La commare secca e la poetica contaminata di Bernardo Bertolucci

la comare secca

Gli anni ’60 sono un periodo di svolta per il cinema italiano, si sta congedando il cinema classico per far posto a una nuova generazione autoriale, il successo di Accattone di Pasolini fa da apripista ad altri famosi esordi cinematografici. Ed è in questa finestra di tempo che si colloca Bernardo Bertolucci, a ventuno anni è l’esordiente più giovane della storia del cinema italiano. La commare secca (1962) è la sua opera prima, l’impronta pasoliniana è innegabile: Pasolini scrive il soggetto e gli consiglia di usare attori non professionisti, i due sono amici e Bertolucci è anche stato il suo assistente alla regia in Accattone.
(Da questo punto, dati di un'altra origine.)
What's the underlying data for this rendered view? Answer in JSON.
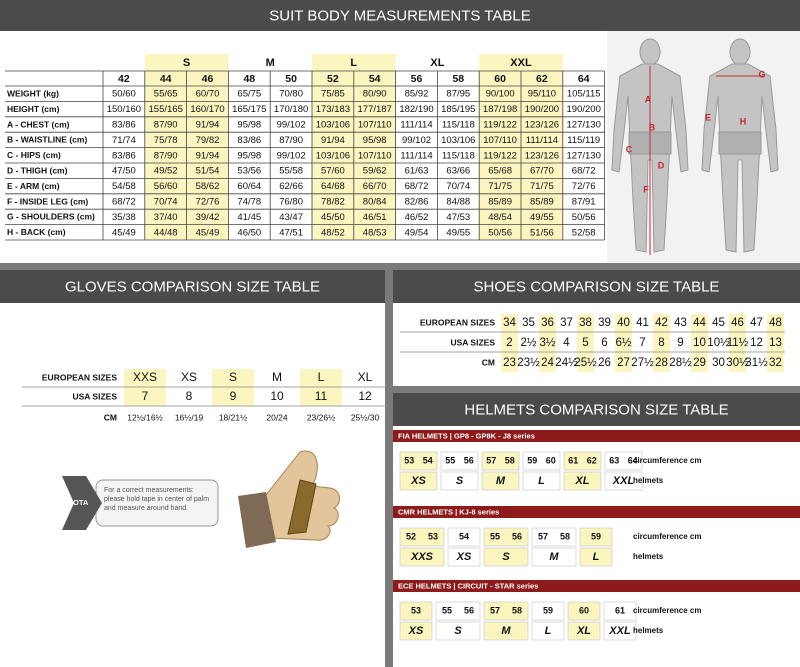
{
  "suit": {
    "title": "SUIT BODY MEASUREMENTS TABLE",
    "size_groups": [
      {
        "label": null,
        "sizes": [
          42
        ]
      },
      {
        "label": "S",
        "sizes": [
          44,
          46
        ]
      },
      {
        "label": "M",
        "sizes": [
          48,
          50
        ]
      },
      {
        "label": "L",
        "sizes": [
          52,
          54
        ]
      },
      {
        "label": "XL",
        "sizes": [
          56,
          58
        ]
      },
      {
        "label": "XXL",
        "sizes": [
          60,
          62
        ]
      },
      {
        "label": null,
        "sizes": [
          64
        ]
      }
    ],
    "rows": [
      {
        "label": "WEIGHT (kg)",
        "values": [
          "50/60",
          "55/65",
          "60/70",
          "65/75",
          "70/80",
          "75/85",
          "80/90",
          "85/92",
          "87/95",
          "90/100",
          "95/110",
          "105/115"
        ]
      },
      {
        "label": "HEIGHT (cm)",
        "values": [
          "150/160",
          "155/165",
          "160/170",
          "165/175",
          "170/180",
          "173/183",
          "177/187",
          "182/190",
          "185/195",
          "187/198",
          "190/200",
          "190/200"
        ]
      },
      {
        "label": "A - CHEST (cm)",
        "values": [
          "83/86",
          "87/90",
          "91/94",
          "95/98",
          "99/102",
          "103/106",
          "107/110",
          "111/114",
          "115/118",
          "119/122",
          "123/126",
          "127/130"
        ]
      },
      {
        "label": "B - WAISTLINE (cm)",
        "values": [
          "71/74",
          "75/78",
          "79/82",
          "83/86",
          "87/90",
          "91/94",
          "95/98",
          "99/102",
          "103/106",
          "107/110",
          "111/114",
          "115/119"
        ]
      },
      {
        "label": "C - HIPS (cm)",
        "values": [
          "83/86",
          "87/90",
          "91/94",
          "95/98",
          "99/102",
          "103/106",
          "107/110",
          "111/114",
          "115/118",
          "119/122",
          "123/126",
          "127/130"
        ]
      },
      {
        "label": "D - THIGH (cm)",
        "values": [
          "47/50",
          "49/52",
          "51/54",
          "53/56",
          "55/58",
          "57/60",
          "59/62",
          "61/63",
          "63/66",
          "65/68",
          "67/70",
          "68/72"
        ]
      },
      {
        "label": "E - ARM (cm)",
        "values": [
          "54/58",
          "56/60",
          "58/62",
          "60/64",
          "62/66",
          "64/68",
          "66/70",
          "68/72",
          "70/74",
          "71/75",
          "71/75",
          "72/76"
        ]
      },
      {
        "label": "F - INSIDE LEG (cm)",
        "values": [
          "68/72",
          "70/74",
          "72/76",
          "74/78",
          "76/80",
          "78/82",
          "80/84",
          "82/86",
          "84/88",
          "85/89",
          "85/89",
          "87/91"
        ]
      },
      {
        "label": "G - SHOULDERS (cm)",
        "values": [
          "35/38",
          "37/40",
          "39/42",
          "41/45",
          "43/47",
          "45/50",
          "46/51",
          "46/52",
          "47/53",
          "48/54",
          "49/55",
          "50/56"
        ]
      },
      {
        "label": "H - BACK (cm)",
        "values": [
          "45/49",
          "44/48",
          "45/49",
          "46/50",
          "47/51",
          "48/52",
          "48/53",
          "49/54",
          "49/55",
          "50/56",
          "51/56",
          "52/58"
        ]
      }
    ]
  },
  "body_figures": {
    "front_labels": [
      "A",
      "B",
      "C",
      "D",
      "F"
    ],
    "back_labels": [
      "G",
      "E",
      "H"
    ]
  },
  "gloves": {
    "title": "GLOVES COMPARISON SIZE TABLE",
    "rows": [
      {
        "label": "EUROPEAN SIZES",
        "values": [
          "XXS",
          "XS",
          "S",
          "M",
          "L",
          "XL"
        ]
      },
      {
        "label": "USA SIZES",
        "values": [
          7,
          8,
          9,
          10,
          11,
          12
        ]
      },
      {
        "label": "CM",
        "values": [
          "12½/16½",
          "16½/19",
          "18/21½",
          "20/24",
          "23/26½",
          "25½/30"
        ]
      }
    ],
    "note_tag": "NOTA",
    "note": "For a correct measurements: please hold tape in center of palm and measure around hand."
  },
  "shoes": {
    "title": "SHOES COMPARISON SIZE TABLE",
    "rows": [
      {
        "label": "EUROPEAN SIZES",
        "values": [
          34,
          35,
          36,
          37,
          38,
          39,
          40,
          41,
          42,
          43,
          44,
          45,
          46,
          47,
          48
        ]
      },
      {
        "label": "USA SIZES",
        "values": [
          "2",
          "2½",
          "3½",
          "4",
          "5",
          "6",
          "6½",
          "7",
          "8",
          "9",
          "10",
          "10½",
          "11½",
          "12",
          "13"
        ]
      },
      {
        "label": "CM",
        "values": [
          "23",
          "23½",
          "24",
          "24½",
          "25½",
          "26",
          "27",
          "27½",
          "28",
          "28½",
          "29",
          "30",
          "30½",
          "31½",
          "32"
        ]
      }
    ]
  },
  "helmets": {
    "title": "HELMETS COMPARISON SIZE TABLE",
    "sections": [
      {
        "title": "FIA HELMETS | GP8 - GP8K - J8 series",
        "circumference_label": "circumference cm",
        "helmets_label": "helmets",
        "groups": [
          {
            "sizes": [
              53,
              54
            ],
            "label": "XS"
          },
          {
            "sizes": [
              55,
              56
            ],
            "label": "S"
          },
          {
            "sizes": [
              57,
              58
            ],
            "label": "M"
          },
          {
            "sizes": [
              59,
              60
            ],
            "label": "L"
          },
          {
            "sizes": [
              61,
              62
            ],
            "label": "XL"
          },
          {
            "sizes": [
              63,
              64
            ],
            "label": "XXL"
          }
        ]
      },
      {
        "title": "CMR HELMETS | KJ-8 series",
        "circumference_label": "circumference cm",
        "helmets_label": "helmets",
        "groups": [
          {
            "sizes": [
              52,
              53
            ],
            "label": "XXS"
          },
          {
            "sizes": [
              54
            ],
            "label": "XS"
          },
          {
            "sizes": [
              55,
              56
            ],
            "label": "S"
          },
          {
            "sizes": [
              57,
              58
            ],
            "label": "M"
          },
          {
            "sizes": [
              59
            ],
            "label": "L"
          }
        ]
      },
      {
        "title": "ECE HELMETS | CIRCUIT - STAR series",
        "circumference_label": "circumference cm",
        "helmets_label": "helmets",
        "groups": [
          {
            "sizes": [
              53
            ],
            "label": "XS"
          },
          {
            "sizes": [
              55,
              56
            ],
            "label": "S"
          },
          {
            "sizes": [
              57,
              58
            ],
            "label": "M"
          },
          {
            "sizes": [
              59
            ],
            "label": "L"
          },
          {
            "sizes": [
              60
            ],
            "label": "XL"
          },
          {
            "sizes": [
              61
            ],
            "label": "XXL"
          }
        ]
      }
    ]
  }
}
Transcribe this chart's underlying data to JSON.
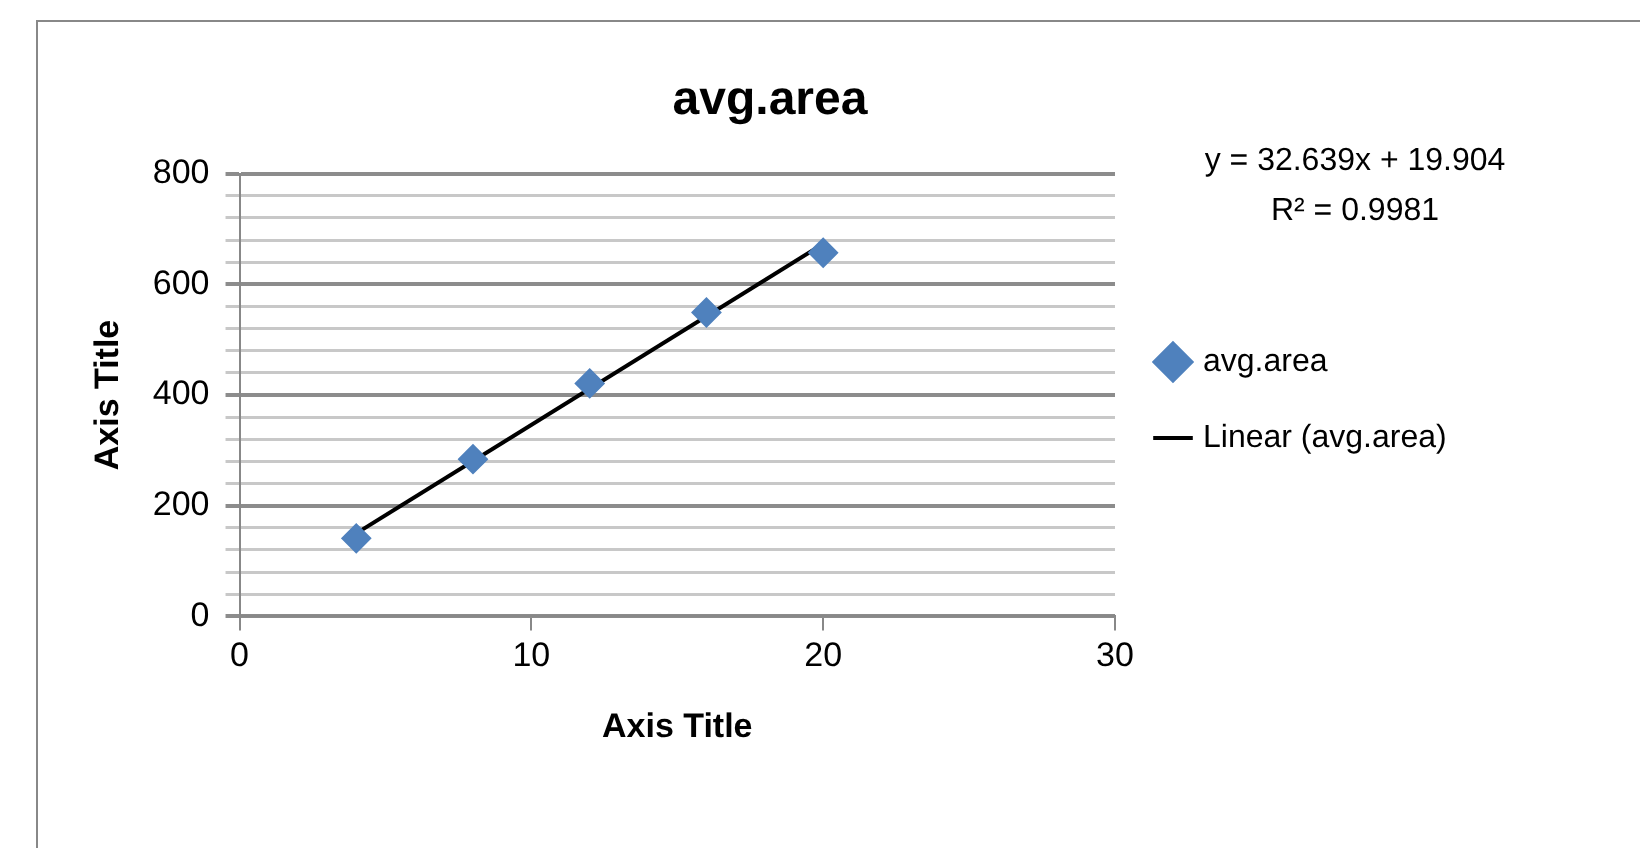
{
  "chart_data": {
    "type": "scatter",
    "title": "avg.area",
    "xlabel": "Axis Title",
    "ylabel": "Axis Title",
    "series": [
      {
        "name": "avg.area",
        "type": "scatter",
        "color": "#4f81bd",
        "marker": "diamond",
        "x": [
          4,
          8,
          12,
          16,
          20
        ],
        "values": [
          141,
          284,
          421,
          549,
          657
        ]
      },
      {
        "name": "Linear (avg.area)",
        "type": "line",
        "color": "#000000",
        "marker": "none",
        "x": [
          4,
          20
        ],
        "values": [
          150,
          673
        ]
      }
    ],
    "xlim": [
      0,
      30
    ],
    "xticks": [
      0,
      10,
      20,
      30
    ],
    "ylim": [
      0,
      800
    ],
    "yticks": [
      0,
      {
        "value": 40,
        "label": null
      },
      {
        "value": 80,
        "label": null
      },
      {
        "value": 120,
        "label": null
      },
      {
        "value": 160,
        "label": null
      },
      200,
      {
        "value": 240,
        "label": null
      },
      {
        "value": 280,
        "label": null
      },
      {
        "value": 320,
        "label": null
      },
      {
        "value": 360,
        "label": null
      },
      400,
      {
        "value": 440,
        "label": null
      },
      {
        "value": 480,
        "label": null
      },
      {
        "value": 520,
        "label": null
      },
      {
        "value": 560,
        "label": null
      },
      600,
      {
        "value": 640,
        "label": null
      },
      {
        "value": 680,
        "label": null
      },
      {
        "value": 720,
        "label": null
      },
      {
        "value": 760,
        "label": null
      },
      800
    ],
    "grid": "y",
    "legend": "right",
    "annotations": [
      "y = 32.639x + 19.904",
      "R² = 0.9981"
    ]
  }
}
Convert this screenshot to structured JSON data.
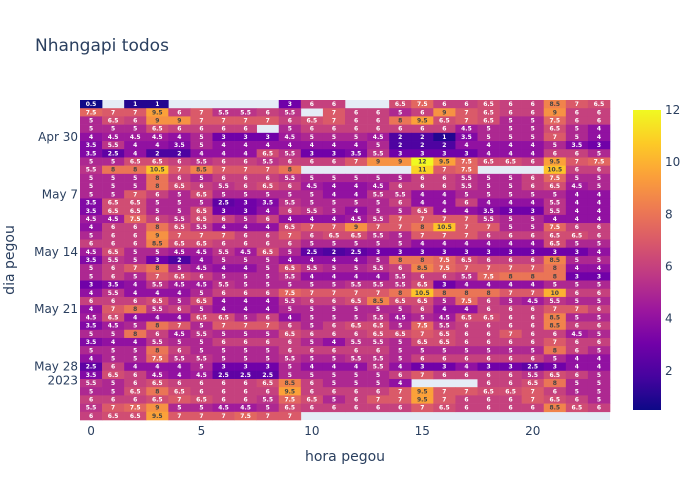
{
  "chart_data": {
    "type": "heatmap",
    "title": "Nhangapi todos",
    "xlabel": "hora pegou",
    "ylabel": "dia pegou",
    "x_range": [
      -0.5,
      23.5
    ],
    "x_tick_values": [
      0,
      5,
      10,
      15,
      20
    ],
    "x_tick_labels": [
      "0",
      "5",
      "10",
      "15",
      "20"
    ],
    "y_tick_labels": [
      "Apr 30",
      "May 7",
      "May 14",
      "May 21",
      "May 28\n2023"
    ],
    "y_tick_row_index": [
      4,
      11,
      18,
      25,
      32
    ],
    "colorscale": [
      "#0d0887",
      "#46039f",
      "#7201a8",
      "#9c179e",
      "#bd3786",
      "#d8576b",
      "#ed7953",
      "#fb9f3a",
      "#fdca26",
      "#f0f921"
    ],
    "color_range": [
      0.5,
      12
    ],
    "colorbar_ticks": [
      2,
      4,
      6,
      8,
      10,
      12
    ],
    "rows": [
      "0.5,,1,1,,,,,,3,6,6,,,6.5,7.5,6,6,6.5,6,6,8.5,7,6.5",
      "7.5,7,7,9.5,6,7,5.5,5.5,6,5.5,,7,6,6,5,6,9,7,6.5,6,6,9,6,6",
      "5,6.5,6,9,9,7,7,7,7,6,6.5,7,6,6,8,9.5,6.5,7,6.5,5,5,7.5,6,6",
      "5,5,5,6.5,6,6,6,6,,5,6,6,6,6,6,6,6,4.5,5,5,5,6.5,5,4",
      "4,4.5,4.5,4.5,4,5,3,3,3,4.5,5,5,5,4.5,2,2,1,3.5,5,5,5,7,5,4",
      "3.5,5.5,4,4,3.5,5,4,4,4,4,4,4,4,5,2,2,2,4,4,4,4,5,3.5,3",
      "3.5,2.5,4,2,2,4,4,4,6.5,5.5,3,3,3.5,5.5,3,3,3,3,4,4,4,6,6,5",
      "5,5,6.5,6.5,6,5.5,6,6,5.5,6,6,6,7,9,9,12,9.5,7.5,6.5,6.5,6,9.5,7,7.5",
      "5.5,8,8,10.5,7,8.5,7,7,7,8,,,,,,11,7,7.5,,,,10.5,6,6",
      "5,5,5,8,6,5,6,6,6,5.5,5,5,5,5,5,6,6,5.5,5,5,6,7.5,5,5",
      "5,5,5,8,6.5,6,5.5,6,6.5,6,4.5,4,4,4.5,6,6,6,5.5,5,5,6,6.5,4.5,5",
      "5,5,7,6,5,6.5,5,5,5,5,5,4,4,5.5,5.5,4,4,5,5,5,5,5,4,4",
      "3.5,6.5,6.5,5,5,5,2.5,3,3.5,5.5,5,5,5,5,6,4,4,6,4,4,4,5.5,4,4",
      "3.5,6.5,6.5,5,5,6.5,3,3,4,6,5.5,5,4,5,5,6.5,4,4,3.5,3,3,5.5,4,4",
      "4.5,4.5,7.5,6,5.5,6.5,6,5,6,4,4,4,4.5,5.5,7,7,7,7,5.5,5,5,4,4,4",
      "4,6,6,8,6.5,5.5,4,4,4,6.5,7,7,9,7,7,8,10.5,7,7,5,5,7.5,6,6",
      "5,6,6,9,7,7,7,6,6,7,6,6.5,6.5,5.5,5,7,7,7,6,6,6,6.5,6.5,6",
      "6,6,6,8.5,6.5,6.5,6,6,6,6,5,5,5,5,5,4,4,4,4,4,4,6.5,5,5",
      "4.5,6.5,5,5,4.5,4.5,5.5,4.5,6.5,5,2.5,2,2.5,3,3,3,3,3,3,3,3,3,3,4",
      "3.5,5.5,5,3,2,4,5,5,5,4,4,4,4,5,8,8,7.5,6.5,6,6,6,8.5,5,5",
      "5,6,7,8,5,4.5,4,4,5,6.5,5.5,5,5,5.5,6,8.5,7.5,7,7,7,7,8,4,4",
      "5,6,5,7,6.5,6,5,5,5,5.5,4,4,4,4,5.5,6,6,5.5,7.5,8,8,8,3,3",
      "3,3.5,4,5.5,4.5,4.5,5.5,5,5,5,5,5,5.5,5.5,5.5,6.5,3,4,4,4,4,5,5,5",
      "4,5.5,4,4,4,5,6,6,6,7.5,7,7,7,7,8,10.5,8,8,8,7,7,10,6,6",
      "6,6,6,6.5,5,6.5,4,4,4,5.5,6,6,6.5,8.5,6.5,6.5,5,7.5,6,5,4.5,5.5,5,5",
      "4,7,8,5.5,6,5,4,4,4,5,5,5,5,5,5,6,4,4,6,6,6,7,7,6",
      "4.5,6.5,4,4,4,6.5,6.5,5,6,4,5,5,5,5.5,4.5,5,4.5,6.5,6.5,6,6,8.5,5,5",
      "3.5,4.5,5,8,7,5,7,7,7,6,5,6,6.5,6.5,5,7.5,5.5,6,6,6,6,8.5,6,6",
      "5,5,8,6,4.5,5.5,5,5,5,6.5,6,6,6,6.5,6.5,7,6.5,6,6,7,6,6,4.5,5",
      "3.5,4,4,5.5,5,5,6,6,6,6,5,4,5.5,5.5,5,6.5,6.5,6,6,6,6,7,6,6",
      "5,5,5,8,6,5,5,5,5,6,6,6,6,6,5,5,5,5,5,5,5,8,6,5",
      "4,5,5,7.5,5.5,5.5,5,5,5,5.5,5,5,5.5,5.5,5,6,6,6,6,6,6,5,4,4",
      "2.5,6,4,4,4,5,3,3,3,5,4,4,4,5.5,4,3,3,4,3,3,2.5,3,4,4",
      "3.5,6.5,6,4.5,4,4.5,2.5,2.5,2.5,5,5,5,5,5,6,7,6,6,6,6,5.5,6.5,6,5",
      "5.5,5,6,6.5,6,6,6,6,6.5,8.5,6,5,5,5,4,,,,6,6,6.5,8,5,5",
      "5,5,6.5,8,6.5,6,6,6,6,9.5,6,6,6,6,7,9.5,7,7,6.5,6.5,7,6,5,5",
      "6,6,6,6.5,7,6.5,6,6,5.5,7.5,6.5,5,6,7,7,9.5,7,6,6,6,7,6.5,6,5",
      "5.5,7,7.5,9,5,5,4.5,4.5,5,6.5,6,6,6,6,6,7,6.5,6,6,6,6,8.5,6.5,6",
      "6,6.5,6.5,9.5,7,7,7,7.5,7,7,,,,,,,,,,,,,,"
    ]
  }
}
Il film narra, attraverso dei flashback, l’indagine sull’omicidio di una prostituta nella periferia romana. La morte della donna (Vanda Rocci), trovata sulle rive del Tevere, viene narrata attraverso i racconti di vari personaggi, in una messa in scena che moltiplica i punti di vista. Il carabiniere (Gianni Bonagura) che interroga ragazzi di vita, ladruncoli e criminali trovati nei pressi del luogo dell’omicidio, è una voce off e lontana, come il potere che rappresenta.

I principali indiziati sono: il Canticchia (Francesco Ruiu), il Califfo (Alfredo Leggi), il soldato Teodoro (Allen Midgette), Natalino (Renato Troiani) e due adolescenti Francolicchio (Alvaro D’Ercole) e Pipito (Romano Labate). I due ragazzi si fanno adescare da un uomo e lo derubano per poter uscire il giorno dopo con delle coetanee, a raccontarlo però è solo uno dei due, perché nella fuga uno annega nel fiume. Ed è proprio la vittima del furto a rivelarsi fondamentale per risolvere l’indagine, perché è stata testimone oculare dell’omicidio e riconosce in Natalino l’assassino.

bernardo bertolucci

La particolarità della pellicola sta nei diversi punti di vista, ogni personaggio ha una propria visione del mondo e questo Bertolucci lo mostra dirigendo ogni episodio con uno stile personalizzato. Un relativismo profondo, dove l’unica certezza resta la morte, a rivelarcelo è il sonetto di Gioacchino Belli che fa la sua comparsa nell’inquadratura finale: «e già la commaraccia secca de strada Giulia arza er zampino», la commare secca del titolo è proprio la morte, alfa e omega della pellicola di Bertolucci. Il giallo viene risolto, ma quello che conta davvero è lo spaccato sociale dell’epoca che il film ci mostra, in un bianco e nero perfetto e con una cifra stilistica ben definita, nonostante la forte influenza pasoliniana.

I personaggi di Bernardo Bertolucci si muovono nella periferia del mondo, disperati e ai margini cercano un modo per andare avanti in una vita che non lesina colpi bassi. Le storie che sceglie di narrare sono drammatiche, divise tra poveri e potenti, angeli e demoni, vittime di un tormento interiore o in balia degli eventi, tra lotta di classe, rivoluzione, sesso e droga.

Pasolini ha dichiarato «È stato girato contro di me», non in senso dispregiativo ma perché scrivendo il soggetto si è ritratto nel personaggio dell’omossessuale adescatore, in modo simbolico e autoironico. Il film riceve un’accoglienza un po’ fredda dal pubblico e dalla critica, qualcuno consiglia a Bertolucci di tornare a fare il poeta, come il padre Attilio. Una piccola parte di critica però ne apprezza proprio gli eccessi e scorge quella scintilla di talento che avrà poi modo di splendere nelle sue opere successive.

la comare secca

La commare secca si caratterizza per una poetica ambigua e contraddittoria, che esalta il senso di smarrimento dell’uomo comune. La mano di Bertolucci si nota soprattutto nelle scene di ballo, che diventeranno ricorrenti nella sua filmografia, molto bella quella nel finale che porterà al riconoscimento dell’assassino. L’opera prima di Bertolucci si rivela una pellicola popolare ma lirica, un po’ Rashomon di Akira Kurosawa e un po’ tragicommedia pirandelliana, La commare secca è un film imperfetto e contaminato da troppe influenze, ma contiene il germe di autenticità di un cinema che si rivelerà più innovativo del previsto, mosso da passione civile e dal rifiuto degli eroi.

Bernardo Bertolucci è l’autore di capolavori come Novecento e L’ultimo imperatore, il film da nove Oscar, che ha fatto la storia del cinema. Se lo sarà pure portato via la commare secca, ma i suoi film non saranno mai dimenticati.